A Broome man has finished third in one of the toughest races on the planet – Chile’s Volcano Marathon
Adrian Dodson-Shaw, the head coach of Indigenous Marathon Project and the first Indigenous Australian to tackle the race, was one of four Australians to travel to the Atacama Desert for the high-altitude, extreme event.
He finished in a time of 6:04:03.
“I was actually surprised by how well things went,” Dodson-Shaw said.
“Most of the runners took off at the start like a bat out of hell, but you need to pace yourself.
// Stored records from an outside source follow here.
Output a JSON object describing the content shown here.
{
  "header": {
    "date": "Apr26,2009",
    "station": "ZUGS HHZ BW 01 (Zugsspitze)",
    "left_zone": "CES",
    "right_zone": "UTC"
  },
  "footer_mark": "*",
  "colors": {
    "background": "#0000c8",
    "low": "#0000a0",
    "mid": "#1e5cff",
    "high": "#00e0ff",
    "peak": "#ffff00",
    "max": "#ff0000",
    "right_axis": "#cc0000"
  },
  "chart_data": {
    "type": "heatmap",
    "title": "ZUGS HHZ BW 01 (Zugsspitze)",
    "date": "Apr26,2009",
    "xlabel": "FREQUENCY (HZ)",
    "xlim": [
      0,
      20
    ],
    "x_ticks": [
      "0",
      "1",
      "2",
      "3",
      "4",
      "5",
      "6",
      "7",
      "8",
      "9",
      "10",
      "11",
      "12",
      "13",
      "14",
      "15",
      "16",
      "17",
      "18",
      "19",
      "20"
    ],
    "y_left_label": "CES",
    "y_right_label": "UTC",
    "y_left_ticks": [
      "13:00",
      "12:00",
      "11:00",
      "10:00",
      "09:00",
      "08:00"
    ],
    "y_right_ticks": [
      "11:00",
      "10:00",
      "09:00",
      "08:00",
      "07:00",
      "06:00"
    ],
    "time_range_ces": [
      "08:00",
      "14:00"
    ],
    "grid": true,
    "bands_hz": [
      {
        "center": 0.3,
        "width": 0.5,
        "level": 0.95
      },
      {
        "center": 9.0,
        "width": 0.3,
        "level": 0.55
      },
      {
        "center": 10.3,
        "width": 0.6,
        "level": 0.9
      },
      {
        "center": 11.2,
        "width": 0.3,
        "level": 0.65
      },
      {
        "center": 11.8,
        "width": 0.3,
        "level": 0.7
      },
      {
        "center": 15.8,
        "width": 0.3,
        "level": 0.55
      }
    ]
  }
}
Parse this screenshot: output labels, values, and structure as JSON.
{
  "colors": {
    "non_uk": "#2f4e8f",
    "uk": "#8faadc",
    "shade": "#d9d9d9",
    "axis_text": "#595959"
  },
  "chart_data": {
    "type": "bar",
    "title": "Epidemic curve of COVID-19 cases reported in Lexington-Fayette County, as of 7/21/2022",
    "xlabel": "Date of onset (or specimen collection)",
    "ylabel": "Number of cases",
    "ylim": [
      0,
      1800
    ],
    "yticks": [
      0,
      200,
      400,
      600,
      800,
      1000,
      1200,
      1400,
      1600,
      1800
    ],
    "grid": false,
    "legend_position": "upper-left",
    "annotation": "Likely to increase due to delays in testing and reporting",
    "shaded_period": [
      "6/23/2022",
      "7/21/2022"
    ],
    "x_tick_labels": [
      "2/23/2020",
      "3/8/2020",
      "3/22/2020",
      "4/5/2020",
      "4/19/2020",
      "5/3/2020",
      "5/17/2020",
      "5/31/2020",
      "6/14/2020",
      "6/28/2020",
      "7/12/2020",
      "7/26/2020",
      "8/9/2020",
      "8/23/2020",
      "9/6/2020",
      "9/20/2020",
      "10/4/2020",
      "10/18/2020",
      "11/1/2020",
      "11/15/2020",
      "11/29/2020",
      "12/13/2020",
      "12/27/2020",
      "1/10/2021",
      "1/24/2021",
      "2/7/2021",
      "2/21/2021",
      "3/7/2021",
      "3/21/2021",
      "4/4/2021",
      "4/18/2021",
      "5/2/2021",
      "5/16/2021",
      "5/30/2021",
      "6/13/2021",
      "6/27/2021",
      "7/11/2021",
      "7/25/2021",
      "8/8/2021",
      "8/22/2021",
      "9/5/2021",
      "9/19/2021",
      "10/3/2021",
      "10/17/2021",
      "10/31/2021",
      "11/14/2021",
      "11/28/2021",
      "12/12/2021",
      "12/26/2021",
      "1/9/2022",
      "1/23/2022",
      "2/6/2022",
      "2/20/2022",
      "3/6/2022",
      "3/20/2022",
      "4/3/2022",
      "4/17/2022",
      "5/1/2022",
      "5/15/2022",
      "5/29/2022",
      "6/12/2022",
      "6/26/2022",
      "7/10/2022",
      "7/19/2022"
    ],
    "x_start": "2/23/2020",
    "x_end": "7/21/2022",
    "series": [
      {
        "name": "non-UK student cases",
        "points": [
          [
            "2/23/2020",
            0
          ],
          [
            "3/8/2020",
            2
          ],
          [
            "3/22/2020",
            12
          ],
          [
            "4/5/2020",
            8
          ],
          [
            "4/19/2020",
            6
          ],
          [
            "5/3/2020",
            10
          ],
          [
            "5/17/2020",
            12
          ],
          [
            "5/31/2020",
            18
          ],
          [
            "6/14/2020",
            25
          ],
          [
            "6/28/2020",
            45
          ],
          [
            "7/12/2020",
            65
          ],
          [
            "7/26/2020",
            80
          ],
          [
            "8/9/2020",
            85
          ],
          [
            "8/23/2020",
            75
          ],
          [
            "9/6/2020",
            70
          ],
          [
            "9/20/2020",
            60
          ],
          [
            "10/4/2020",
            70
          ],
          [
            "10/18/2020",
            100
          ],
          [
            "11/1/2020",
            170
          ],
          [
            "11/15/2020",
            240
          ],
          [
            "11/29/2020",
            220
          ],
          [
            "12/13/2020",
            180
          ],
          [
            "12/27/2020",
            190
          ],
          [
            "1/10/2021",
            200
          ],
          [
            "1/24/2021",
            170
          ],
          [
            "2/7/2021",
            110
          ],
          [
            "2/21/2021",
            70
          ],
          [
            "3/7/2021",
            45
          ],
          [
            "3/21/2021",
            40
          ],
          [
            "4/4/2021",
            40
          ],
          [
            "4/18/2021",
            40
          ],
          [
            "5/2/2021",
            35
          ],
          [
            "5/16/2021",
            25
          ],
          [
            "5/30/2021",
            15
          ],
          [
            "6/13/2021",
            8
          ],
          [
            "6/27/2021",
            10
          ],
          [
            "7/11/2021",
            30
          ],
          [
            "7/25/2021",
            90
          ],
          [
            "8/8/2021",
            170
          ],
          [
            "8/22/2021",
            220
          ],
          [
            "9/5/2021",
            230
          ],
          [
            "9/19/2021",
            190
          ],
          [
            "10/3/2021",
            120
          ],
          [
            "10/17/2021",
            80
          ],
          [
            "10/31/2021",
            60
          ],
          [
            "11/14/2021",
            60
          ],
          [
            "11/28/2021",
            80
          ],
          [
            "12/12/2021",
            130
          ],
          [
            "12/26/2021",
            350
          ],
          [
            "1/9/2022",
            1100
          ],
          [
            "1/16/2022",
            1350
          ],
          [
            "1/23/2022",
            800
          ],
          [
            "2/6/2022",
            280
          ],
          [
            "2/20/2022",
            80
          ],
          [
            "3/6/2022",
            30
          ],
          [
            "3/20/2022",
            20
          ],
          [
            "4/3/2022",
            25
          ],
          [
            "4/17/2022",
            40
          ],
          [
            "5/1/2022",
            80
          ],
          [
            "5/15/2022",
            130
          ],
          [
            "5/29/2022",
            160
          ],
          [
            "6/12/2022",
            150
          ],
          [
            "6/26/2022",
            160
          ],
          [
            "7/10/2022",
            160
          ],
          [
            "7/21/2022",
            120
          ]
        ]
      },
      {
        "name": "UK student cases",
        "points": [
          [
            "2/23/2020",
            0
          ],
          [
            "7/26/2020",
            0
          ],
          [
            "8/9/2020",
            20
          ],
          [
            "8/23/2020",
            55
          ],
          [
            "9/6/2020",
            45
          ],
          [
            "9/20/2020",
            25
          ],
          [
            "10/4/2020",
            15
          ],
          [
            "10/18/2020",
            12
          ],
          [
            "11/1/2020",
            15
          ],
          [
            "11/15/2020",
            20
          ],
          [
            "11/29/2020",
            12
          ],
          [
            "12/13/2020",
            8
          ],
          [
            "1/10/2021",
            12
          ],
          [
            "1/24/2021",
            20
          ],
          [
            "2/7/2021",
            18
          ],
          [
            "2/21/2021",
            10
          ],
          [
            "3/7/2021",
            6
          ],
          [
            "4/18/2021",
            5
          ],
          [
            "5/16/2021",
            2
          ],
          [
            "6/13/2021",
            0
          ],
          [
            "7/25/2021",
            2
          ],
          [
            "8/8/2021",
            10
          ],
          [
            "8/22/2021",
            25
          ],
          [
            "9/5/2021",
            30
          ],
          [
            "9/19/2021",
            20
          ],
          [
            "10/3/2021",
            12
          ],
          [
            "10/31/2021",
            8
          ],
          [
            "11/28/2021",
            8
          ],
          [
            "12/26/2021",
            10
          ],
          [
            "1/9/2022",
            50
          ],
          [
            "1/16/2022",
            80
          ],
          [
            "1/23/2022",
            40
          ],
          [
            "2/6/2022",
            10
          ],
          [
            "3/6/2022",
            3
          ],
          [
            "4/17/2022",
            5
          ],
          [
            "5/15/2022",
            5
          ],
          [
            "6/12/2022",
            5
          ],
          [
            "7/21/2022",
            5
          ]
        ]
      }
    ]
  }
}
“Those ascents at the end were killers. You really feel the altitude when you’re up that high; it’s like someone’s standing on your chest.
“It’s such an amazing race, and while I may be the first Indigenous Australian to have done it, I know I won’t be the last.”
Dodson-Shaw is no stranger to a challenge, having competed in the New York City Marathon in 2014 as a member of the IMP, and the North Pole Marathon in 2015.
Now based in Canberra with Rob de Castella’s Indigenous Marathon Foundation, he has had to fit in long runs around the capital while preparing the 2017 IMP squad for its own life-changing marathon experience.
De Castella said third place was a fitting reward for Dodson-Shaw’s hard work and commitment.
“What Adrian has done is remarkable,” de Castella said.
“Running just his third marathon, and doing it at extreme altitude, through the desert sands and rocky hills, in one of the most remote and isolated parts of the world is incredible.
“It shows his amazing strength of purpose and an unstoppable drive to show all Australia what young Indigenous men and women can do.”
The IMP is a program of the Indigenous Marathon Foundation, a not-for-profit Foundation established by world champion marathon runner Rob de Castella.
Each year IMP selects a squad of 12 young Indigenous men and women to train for the New York City Marathon.